STUDY DESIGN: Retrospective cohort study. PURPOSE: Our goal was to determine which radiographic images are most essential for degenerative spondylolisthesis (DS) classification and instability detection. OVERVIEW OF LITERATURE: The heterogeneity in DS requires multiple imaging views to evaluate vertebral translation, disc space, slip angle, and instability. However, there are several restrictions on frequently used imaging perspectives such as flexion-extension and upright radiography. METHODS: We assessed baseline neutral upright, standing flexion, seated lateral radiographs, and magnetic resonance imaging (MRI) for patients identified with spondylolisthesis from January 2021 to May 2022 by a single spine surgeon.

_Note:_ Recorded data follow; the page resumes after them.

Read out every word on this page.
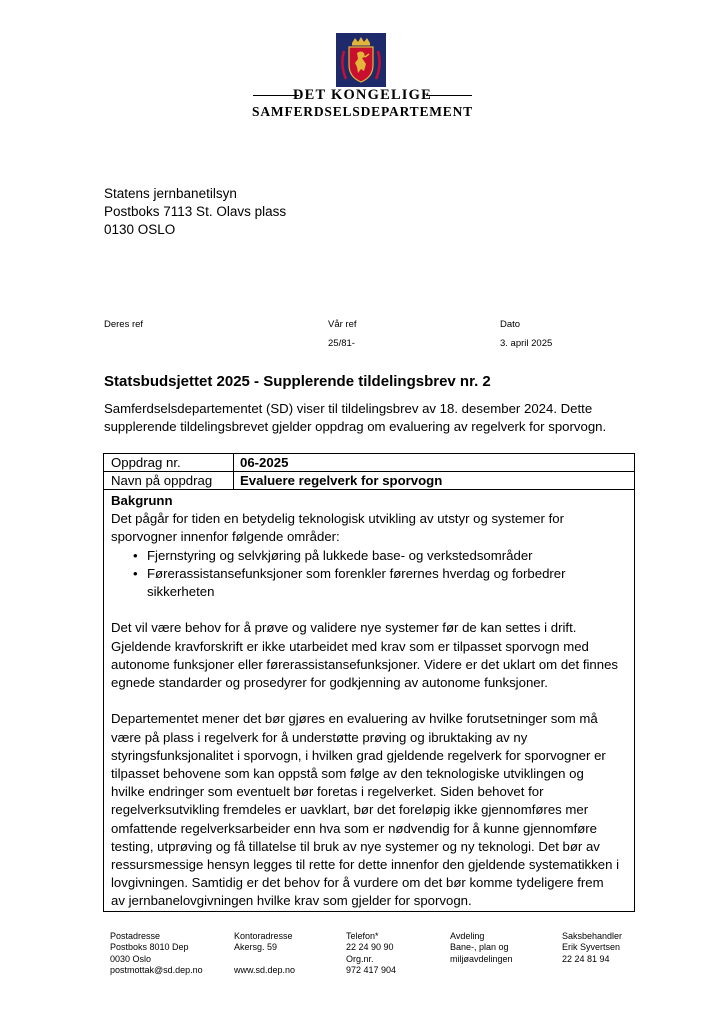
DET KONGELIGE
SAMFERDSELSDEPARTEMENT
Statens jernbanetilsyn
Postboks 7113 St. Olavs plass
0130 OSLO
Deres ref	Vår ref
25/81-
Dato
3. april 2025
Statsbudsjettet 2025 - Supplerende tildelingsbrev nr. 2
Samferdselsdepartementet (SD) viser til tildelingsbrev av 18. desember 2024. Dette
supplerende tildelingsbrevet gjelder oppdrag om evaluering av regelverk for sporvogn.
Oppdrag nr.	06-2025
Navn på oppdrag Evaluere regelverk for sporvogn

Bakgrunn

Det pågår for tiden en betydelig teknologisk utvikling av utstyr og systemer for

sporvogner innenfor følgende områder:

• Fjernstyring og selvkjøring på lukkede base- og verkstedsområder
• Førerassistansefunksjoner som forenkler førernes hverdag og forbedrer
sikkerheten

Det vil være behov for å prøve og validere nye systemer før de kan settes i drift.

Gjeldende kravforskrift er ikke utarbeidet med krav som er tilpasset sporvogn med

autonome funksjoner eller førerassistansefunksjoner. Videre er det uklart om det finnes

egnede standarder og prosedyrer for godkjenning av autonome funksjoner.

Departementet mener det bør gjøres en evaluering av hvilke forutsetninger som må

være på plass i regelverk for å understøtte prøving og ibruktaking av ny

styringsfunksjonalitet i sporvogn, i hvilken grad gjeldende regelverk for sporvogner er

tilpasset behovene som kan oppstå som følge av den teknologiske utviklingen og

hvilke endringer som eventuelt bør foretas i regelverket. Siden behovet for

regelverksutvikling fremdeles er uavklart, bør det foreløpig ikke gjennomføres mer

omfattende regelverksarbeider enn hva som er nødvendig for å kunne gjennomføre

testing, utprøving og få tillatelse til bruk av nye systemer og ny teknologi. Det bør av

ressursmessige hensyn legges til rette for dette innenfor den gjeldende systematikken i

lovgivningen. Samtidig er det behov for å vurdere om det bør komme tydeligere frem

av jernbanelovgivningen hvilke krav som gjelder for sporvogn.

Postadresse
Postboks 8010 Dep
0030 Oslo
postmottak@sd.dep.no
Kontoradresse
Akersg. 59
www.sd.dep.no
Telefon*
22 24 90 90
Org.nr.
972 417 904
Avdeling
Bane-, plan og
miljøavdelingen
Saksbehandler
Erik Syvertsen
22 24 81 94
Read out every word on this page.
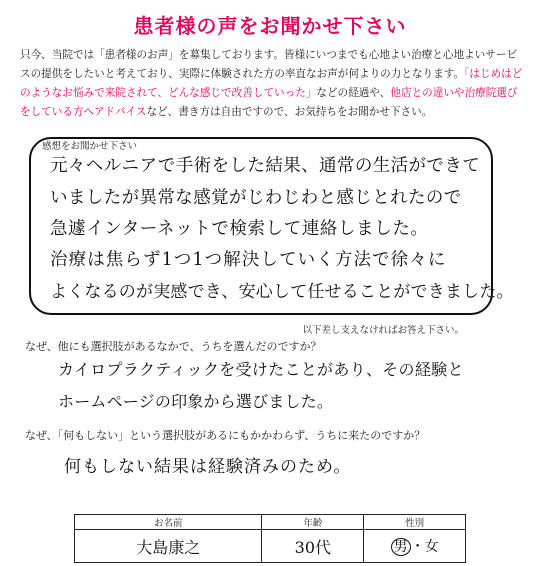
患者様の声をお聞かせ下さい
只今、当院では「患者様のお声」を募集しております。皆様にいつまでも心地よい治療と心地よいサービスの提供をしたいと考えており、実際に体験された方の率直なお声が何よりの力となります。「はじめはどのようなお悩みで来院されて、どんな感じで改善していった」などの経過や、他店との違いや治療院選びをしている方へアドバイスなど、書き方は自由ですので、お気持ちをお聞かせ下さい。
感想をお聞かせ下さい
元々ヘルニアで手術をした結果、通常の生活ができて
いましたが異常な感覚がじわじわと感じとれたので
急遽インターネットで検索して連絡しました。
治療は焦らず1つ1つ解決していく方法で徐々に
よくなるのが実感でき、安心して任せることができました。
以下差し支えなければお答え下さい。
なぜ、他にも選択肢があるなかで、うちを選んだのですか？
カイロプラクティックを受けたことがあり、その経験と
ホームページの印象から選びました。
なぜ、「何もしない」という選択肢があるにもかかわらず、うちに来たのですか？
何もしない結果は経験済みのため。
お名前	年齢	性別
大島康之	30代	男 ・女
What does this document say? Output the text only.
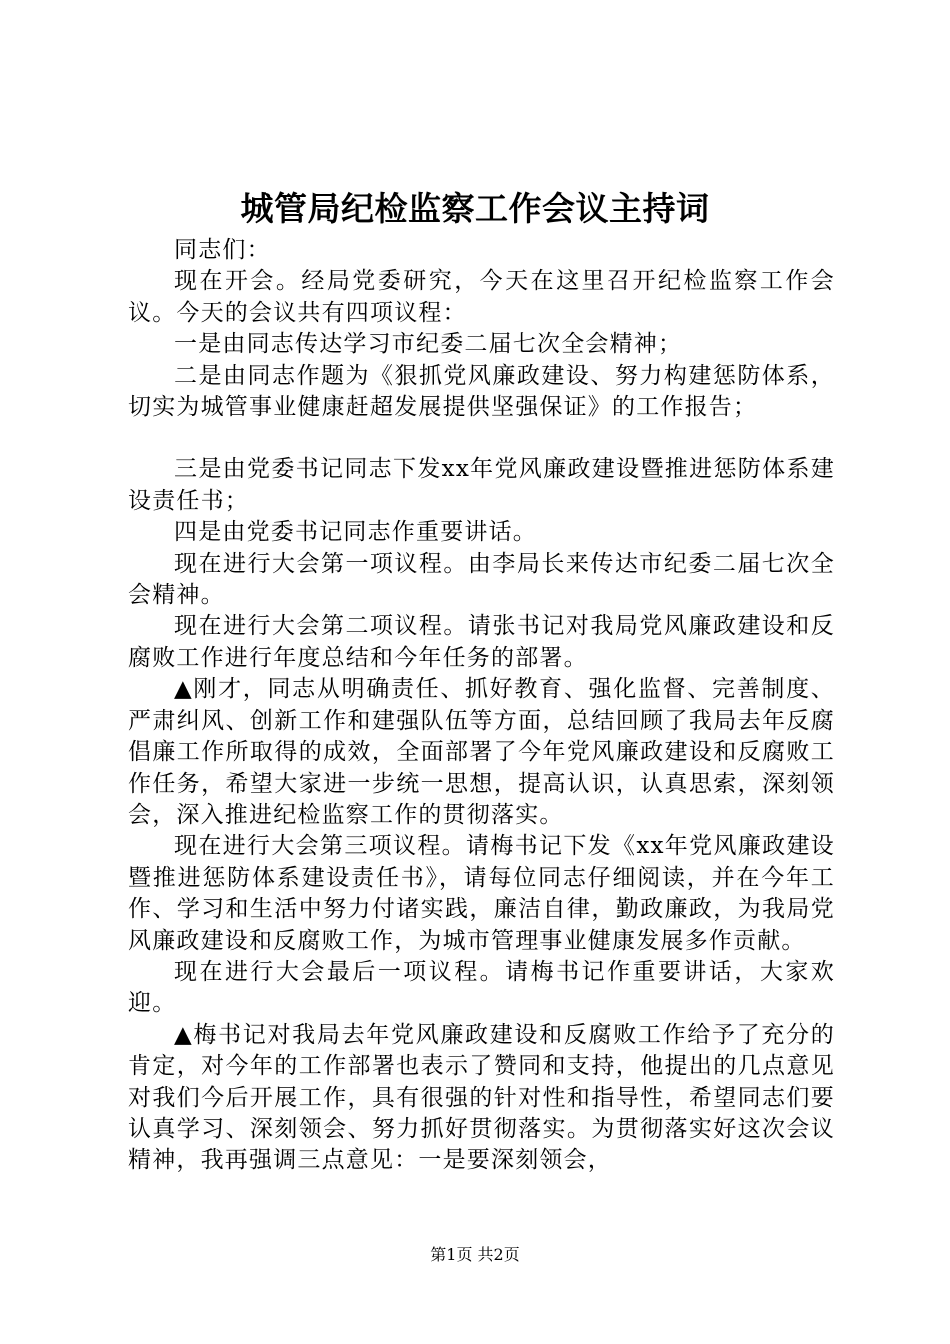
城管局纪检监察工作会议主持词

同志们：

现在开会。经局党委研究，今天在这里召开纪检监察工作会议。今天的会议共有四项议程：

一是由同志传达学习市纪委二届七次全会精神；

二是由同志作题为《狠抓党风廉政建设、努力构建惩防体系，切实为城管事业健康赶超发展提供坚强保证》的工作报告；

三是由党委书记同志下发xx年党风廉政建设暨推进惩防体系建设责任书；

四是由党委书记同志作重要讲话。

现在进行大会第一项议程。由李局长来传达市纪委二届七次全会精神。

现在进行大会第二项议程。请张书记对我局党风廉政建设和反腐败工作进行年度总结和今年任务的部署。

▲刚才，同志从明确责任、抓好教育、强化监督、完善制度、严肃纠风、创新工作和建强队伍等方面，总结回顾了我局去年反腐倡廉工作所取得的成效，全面部署了今年党风廉政建设和反腐败工作任务，希望大家进一步统一思想，提高认识，认真思索，深刻领会，深入推进纪检监察工作的贯彻落实。

现在进行大会第三项议程。请梅书记下发《xx年党风廉政建设暨推进惩防体系建设责任书》，请每位同志仔细阅读，并在今年工作、学习和生活中努力付诸实践，廉洁自律，勤政廉政，为我局党风廉政建设和反腐败工作，为城市管理事业健康发展多作贡献。

现在进行大会最后一项议程。请梅书记作重要讲话，大家欢迎。

▲梅书记对我局去年党风廉政建设和反腐败工作给予了充分的肯定，对今年的工作部署也表示了赞同和支持，他提出的几点意见对我们今后开展工作，具有很强的针对性和指导性，希望同志们要认真学习、深刻领会、努力抓好贯彻落实。为贯彻落实好这次会议精神，我再强调三点意见：一是要深刻领会，

第1页 共2页
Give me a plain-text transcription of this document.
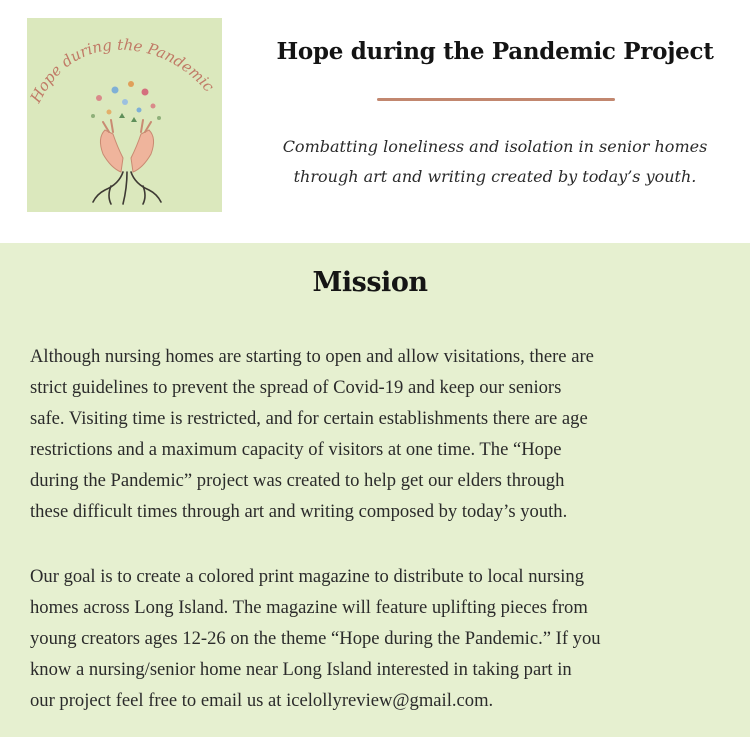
Hope during the Pandemic
Hope during the Pandemic Project
Combatting loneliness and isolation in senior homes
through art and writing created by today’s youth.
Mission
Although nursing homes are starting to open and allow visitations, there are
strict guidelines to prevent the spread of Covid-19 and keep our seniors
safe. Visiting time is restricted, and for certain establishments there are age
restrictions and a maximum capacity of visitors at one time. The “Hope
during the Pandemic” project was created to help get our elders through
these difficult times through art and writing composed by today’s youth.
Our goal is to create a colored print magazine to distribute to local nursing
homes across Long Island. The magazine will feature uplifting pieces from
young creators ages 12-26 on the theme “Hope during the Pandemic.” If you
know a nursing/senior home near Long Island interested in taking part in
our project feel free to email us at icelollyreview@gmail.com.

DS was classified by Meyerding and Clinical and Radiographic Degenerative Spondylolisthesis classifications. A difference of >10° or >8% between views, respectively, was used to characterize angular and translational instability. Analysis of variance and paired chi-square tests were utilized to compare modalities. RESULTS: A total of 136 patients were included. Seated lateral and standing flexion radiographs showed the greatest slip percentage (16.0% and 16.7%), while MRI revealed the lowest (12.2%, p <0.001). Standing flexion and lateral radiographs when seated produced more kyphosis (4.66° and 4.97°, respectively) than neutral upright and MRI (7.19° and 7.20°, p <0.001). Seated lateral performed similarly to standing flexion in detecting all measurement parameters and categorizing DS (all p >0.05). Translational instability was shown to be more prevalent when associated with seated lateral or standing flexion than when combined with neutral upright (31.5% vs. 20.2%, p =0.041; and 28.1% vs. 14.6%, p =0.014, respectively). There were no differences between seated lateral or standing flexion in the detection of instability (all p >0.20). CONCLUSIONS: Seated lateral radiographs are appropriate alternatives for standing flexion radiographs. Films taken when standing up straight do not offer any more information for DS detection. Rather than standing flexion-extension radiographs, instability can be detected using an MRI, which is often performed preoperatively, paired with a single seated lateral radiograph.